Inaki Urdangarin was found guilty on Friday of using his royal connections to overcharge regional governments through public contracts to stage sports and tourist events.
He was also charged with tax fraud.
Spain’s El Mundo reported that he used a low budget airline to fly from his home in Switzerland to Majorca for Thursday’s hearing.
Under Spanish law, Urdangarin can appeal the sentence of the provincial Mallorcan court through the Supreme Court.
The Mallorcan court is the highest judicial authority in the region where the crimes took place.
However, the sentence is not definitive until the Supreme Court in Madrid has backed it up.
The nation has been gripped by the trial and the six-year investigation leading up to it.
Many in Spain are sickened by a string of graft scandals at the highest levels of Spanish society while ordinary people endure spending cuts and high unemployment.

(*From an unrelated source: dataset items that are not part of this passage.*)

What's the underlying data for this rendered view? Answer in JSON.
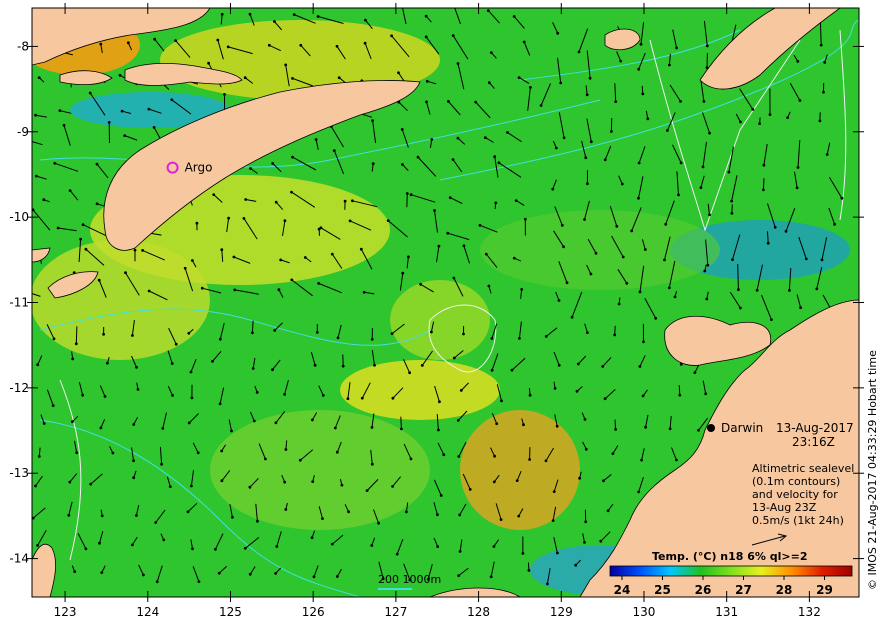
{
  "map": {
    "lon_range": [
      122.6,
      132.6
    ],
    "lat_range": [
      -14.45,
      -7.55
    ],
    "lon_ticks": [
      "123",
      "124",
      "125",
      "126",
      "127",
      "128",
      "129",
      "130",
      "131",
      "132"
    ],
    "lat_ticks": [
      "-8",
      "-9",
      "-10",
      "-11",
      "-12",
      "-13",
      "-14"
    ],
    "colors": {
      "land": "#f7c8a0",
      "sea": "#28c828",
      "contour": "#40e0e0",
      "argo": "#e020e0"
    }
  },
  "argo": {
    "label": "Argo",
    "lon": 124.3,
    "lat": -9.42
  },
  "darwin": {
    "label": "Darwin",
    "date": "13-Aug-2017",
    "time": "23:16Z"
  },
  "legend": {
    "lines": [
      "Altimetric sealevel",
      "(0.1m contours)",
      "and velocity for",
      "13-Aug 23Z",
      "0.5m/s (1kt 24h)"
    ]
  },
  "scale_bar": {
    "label": "200  1000m"
  },
  "colorbar": {
    "title": "Temp. (°C) n18 6% ql>=2",
    "ticks": [
      "24",
      "25",
      "26",
      "27",
      "28",
      "29"
    ],
    "stops": [
      "#0000a0",
      "#0050ff",
      "#00c8ff",
      "#20c020",
      "#80e020",
      "#e8f020",
      "#ff9000",
      "#e02000",
      "#a00000"
    ]
  },
  "credit": "© IMOS 21-Aug-2017 04:33:29 Hobart time"
}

The case is one of many unrelated high-profile corruption investigations currently going through the Spanish courts involving the rich and powerful, including bankers and politicians.
Crowds shouted “thief!” as he entered and left the court on Thursday.
How long could the appeal take?
Months, or even years.
While the Supreme Court is deliberating, Urdangarin must register once a month in Geneva.
He lives in the Swiss city with Princess Cristina and their four children.
He must inform the court of any change in residence or travel plans outside the EU during that time.
Wasn’t Princess Cristina involved in the case as well?
She was acquitted of being an accessory to tax fraud.
It is the first time a member of the Spanish royal family appeared in the dock at a criminal trial.